One is supposed to think about Passover at least two weeks ahead of time. A friend shared this from her Seder sourcebook; You cannot just walk into a major life transformational experience like a seder -where you discover your every essence as a human and a jew -with no preparation. Last week at Kiddush I was shown one congregant’s choice of Haggadah for seder, it was a family decision, he and his father had discussed using a new creative one for this year, this moment, this time.
Nisan, the new month began last Shabbat. The Torah calls it Hodesh HaRishon, the first month for Israelites as a free people. It begins the calendar year, it is full of possibility and newness. Every other month comes behind it. So the Seder offers us that renewal and refreshing of ourselves.

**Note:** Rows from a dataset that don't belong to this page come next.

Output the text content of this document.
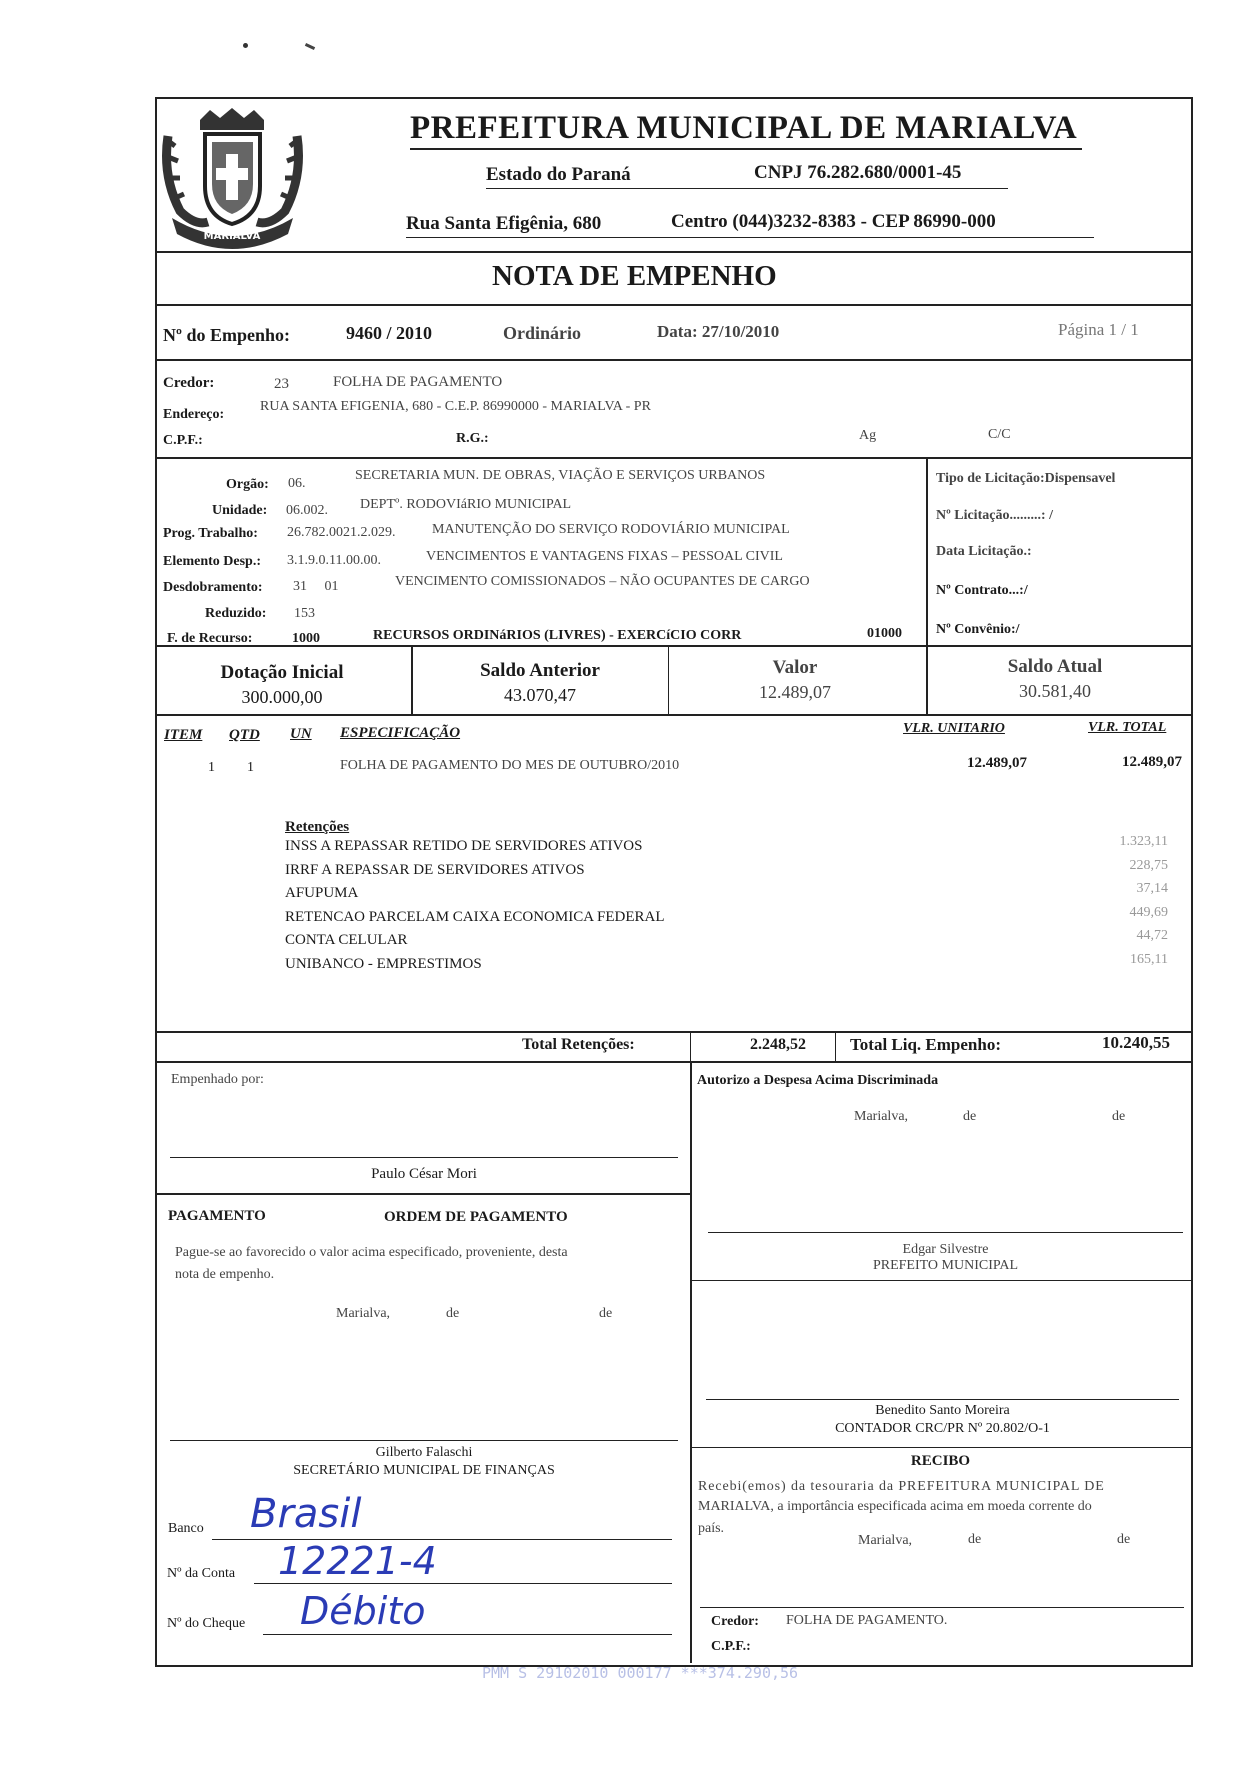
MARIALVA
PREFEITURA MUNICIPAL DE MARIALVA
Estado do Paraná	CNPJ 76.282.680/0001-45
Rua Santa Efigênia, 680	Centro (044)3232-8383 - CEP 86990-000
NOTA DE EMPENHO
Nº do Empenho:	9460 / 2010	Ordinário	Data: 27/10/2010	Página 1 / 1
Credor:	23	FOLHA DE PAGAMENTO
Endereço:
RUA SANTA EFIGENIA, 680 - C.E.P. 86990000 - MARIALVA - PR
C.P.F.:	R.G.:	Ag	C/C
Orgão: 06.
SECRETARIA MUN. DE OBRAS, VIAÇÃO E SERVIÇOS URBANOS
Unidade: 06.002. DEPTº. RODOVIáRIO MUNICIPAL
Prog. Trabalho: 26.782.0021.2.029.	MANUTENÇÃO DO SERVIÇO RODOVIÁRIO MUNICIPAL
Elemento Desp.: 3.1.9.0.11.00.00.	VENCIMENTOS E VANTAGENS FIXAS – PESSOAL CIVIL
Desdobramento: 31     01	VENCIMENTO COMISSIONADOS – NÃO OCUPANTES DE CARGO
Reduzido: 153
F. de Recurso:	1000	RECURSOS ORDINáRIOS (LIVRES) - EXERCíCIO CORR	01000
Tipo de Licitação:Dispensavel
Nº Licitação.........: /
Data Licitação.:
Nº Contrato...:/
Nº Convênio:/
Dotação Inicial
300.000,00
Saldo Anterior
43.070,47
Valor
12.489,07
Saldo Atual
30.581,40
ITEM QTD UN ESPECIFICAÇÃO	VLR. UNITARIO	VLR. TOTAL
1 1	FOLHA DE PAGAMENTO DO MES DE OUTUBRO/2010	12.489,07	12.489,07
Retenções
INSS A REPASSAR RETIDO DE SERVIDORES ATIVOS	1.323,11
IRRF A REPASSAR DE SERVIDORES ATIVOS	228,75
AFUPUMA	37,14
RETENCAO PARCELAM CAIXA ECONOMICA FEDERAL	449,69
CONTA CELULAR	44,72
UNIBANCO - EMPRESTIMOS	165,11
Total Retenções:	2.248,52	Total Liq. Empenho:	10.240,55
Empenhado por:
Paulo César Mori
Autorizo a Despesa Acima Discriminada
Marialva,	de	de
Edgar Silvestre
PREFEITO MUNICIPAL
PAGAMENTO	ORDEM DE PAGAMENTO
Pague-se ao favorecido o valor acima especificado, proveniente, desta
nota de empenho.
Marialva,	de	de
Benedito Santo Moreira
CONTADOR CRC/PR Nº 20.802/O-1
Gilberto Falaschi
SECRETÁRIO MUNICIPAL DE FINANÇAS
Banco Brasil
Nº da Conta 12221-4
Nº do Cheque Débito
RECIBO
Recebi(emos) da tesouraria da PREFEITURA MUNICIPAL DE
MARIALVA, a importância especificada acima em moeda corrente do
país.
Marialva,	de	de
Credor: FOLHA DE PAGAMENTO.
C.P.F.:
PMM S 29102010 000177 ***374.290,56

We look always for ways to refresh and amplify this story of liberation that stands at the centre of our Jewishness. The recollection of trouble and then escape, moving into gratitude. This is at the heart even of keeping Shabbat (so Deuteronomy’s version of 10 sayings remind).
Pesach is one of the three pilgrim festivals -foot festivals-without the temple what do we make of the movement and journey that Pesach, Sukkot and Shavuot ask for?
Mitzrayim, always translated as narrow place, the straits, offers as always a symbolic place from which to move as well as the ‘historical’ land.
For Seder to capture our imaginations and hearts we work hard to bring ourselves into this story.
How are we prepared. As we clean (to whatever extent we do clean) what do we throw away that keeps us stagnating? How do make this 7 days and the Sedarim be moments for personal integrity. As Aviva Gottleib Zornberg says:
It is for this reason that the Exodus and Passover focuses so compellingly on telling and retelling the story. It is only by taking real risks of language …that the self can reclaim itself…
Start thinking, attending and preparing for this.